Now she’s looking forward to one final season of college lacrosse after her junior season was reduced to five games by the COVID-19 pandemic. Academically, it made sense for Hormes to stay at High Point when she found out she could work toward her masters in business after earning her undergraduate degree in exercise science with a minor in entrepreneurship. Boswell encouraged her to explore other options, but Hormes found everything she wanted still at High Point.

“That’s a testament to her teammates,” Boswell said. “She wants it for her team.”

Hormes and fellow co-captain Nicole Pugh are the lone High Point players from a year ago to return for a graduate year. Three of the top five scorers graduated and half the team has turned over, which makes this fall important for starting to sort through their new makeup.

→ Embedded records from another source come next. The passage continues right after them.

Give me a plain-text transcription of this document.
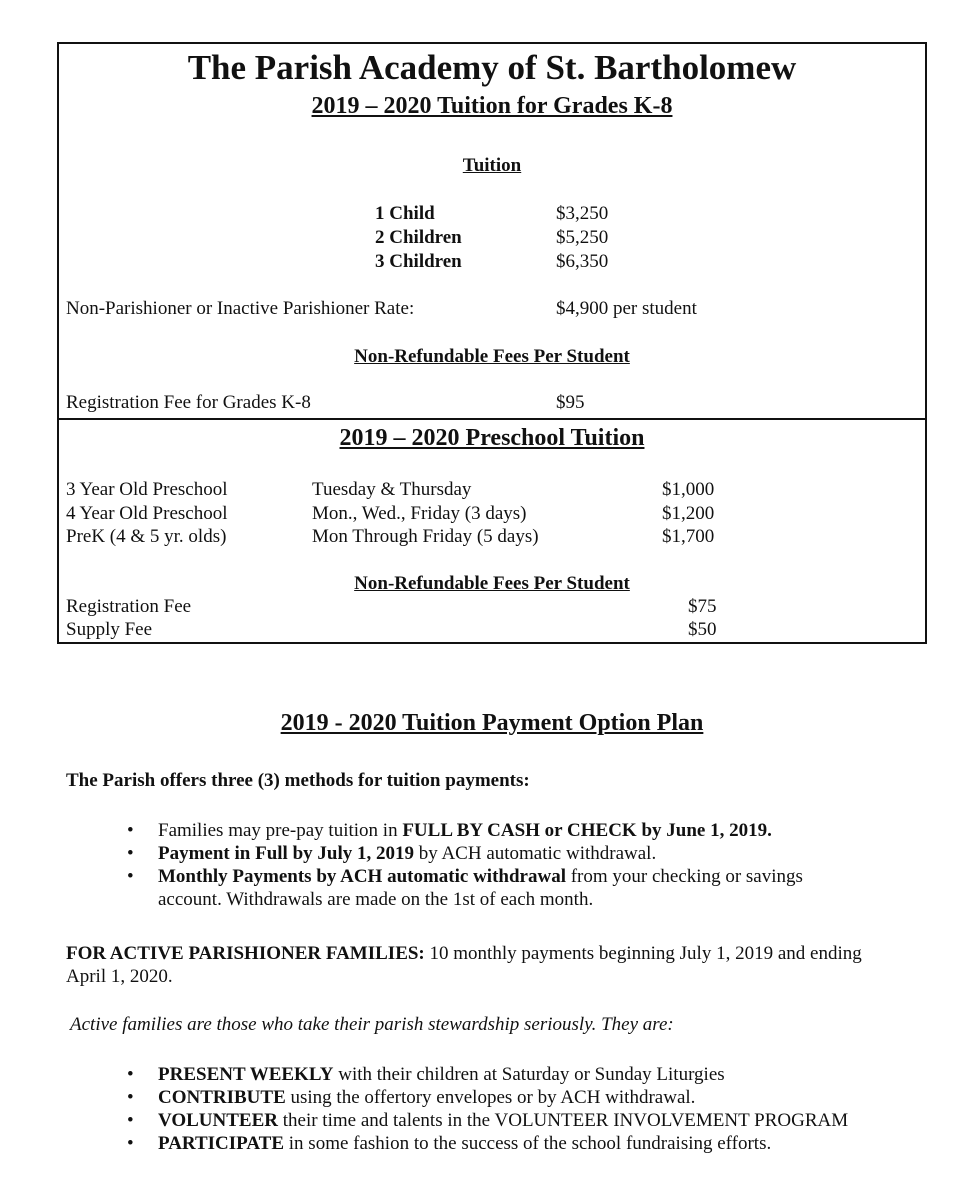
The Parish Academy of St. Bartholomew
2019 – 2020 Tuition for Grades K-8
Tuition
1 Child	$3,250
2 Children	$5,250
3 Children	$6,350
Non-Parishioner or Inactive Parishioner Rate:	$4,900 per student
Non-Refundable Fees Per Student
Registration Fee for Grades K-8	$95
2019 – 2020 Preschool Tuition
3 Year Old Preschool	Tuesday & Thursday	$1,000
4 Year Old Preschool	Mon., Wed., Friday (3 days)	$1,200
PreK (4 & 5 yr. olds)	Mon Through Friday (5 days)	$1,700
Non-Refundable Fees Per Student
Registration Fee	$75
Supply Fee	$50
2019 - 2020 Tuition Payment Option Plan
The Parish offers three (3) methods for tuition payments:

• Families may pre-pay tuition in FULL BY CASH or CHECK by June 1, 2019.

• Payment in Full by July 1, 2019 by ACH automatic withdrawal.

• Monthly Payments by ACH automatic withdrawal from your checking or savings account. Withdrawals are made on the 1st of each month.

FOR ACTIVE PARISHIONER FAMILIES: 10 monthly payments beginning July 1, 2019 and ending April 1, 2020.
Active families are those who take their parish stewardship seriously. They are:

• PRESENT WEEKLY with their children at Saturday or Sunday Liturgies

• CONTRIBUTE using the offertory envelopes or by ACH withdrawal.

• VOLUNTEER their time and talents in the VOLUNTEER INVOLVEMENT PROGRAM

• PARTICIPATE in some fashion to the success of the school fundraising efforts.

“It’s going to be about building chemistry and new connections with other players I’m not used to playing with,” Hormes said. “That’s going to be a big change for me personally on the field and for our whole team as well.”

HIGH POINT AT A GLANCE

High Point assistant coach Kelly McQuilkin has been charting players, and the team has a weekly draft using a modified Athletes Unlimited Lacrosse scoring system for preseason that includes points for selfies with the school president, original cheers at fall sports and finishing study hall first — as well as individual and team success on the lacrosse field ... Lost three games by one goal last year and to Liberty by two goals in a 10-8 year ... Lost nine seniors from last year ... Welcome 13 freshman, its largest class ever ... Gain experience with two transfers — graduate defender Destiny Colón from VCU and redshirt-junior goalie from Penn State, Taylor Suplee ... Panthers have focused on replacing a midfield hurt by the graduation of Ashley Britton ... Senior midfielder Jenna Kraft did three different rotations in the largest public hospital as an international medical aid in Mombasa, Kenya, this summer.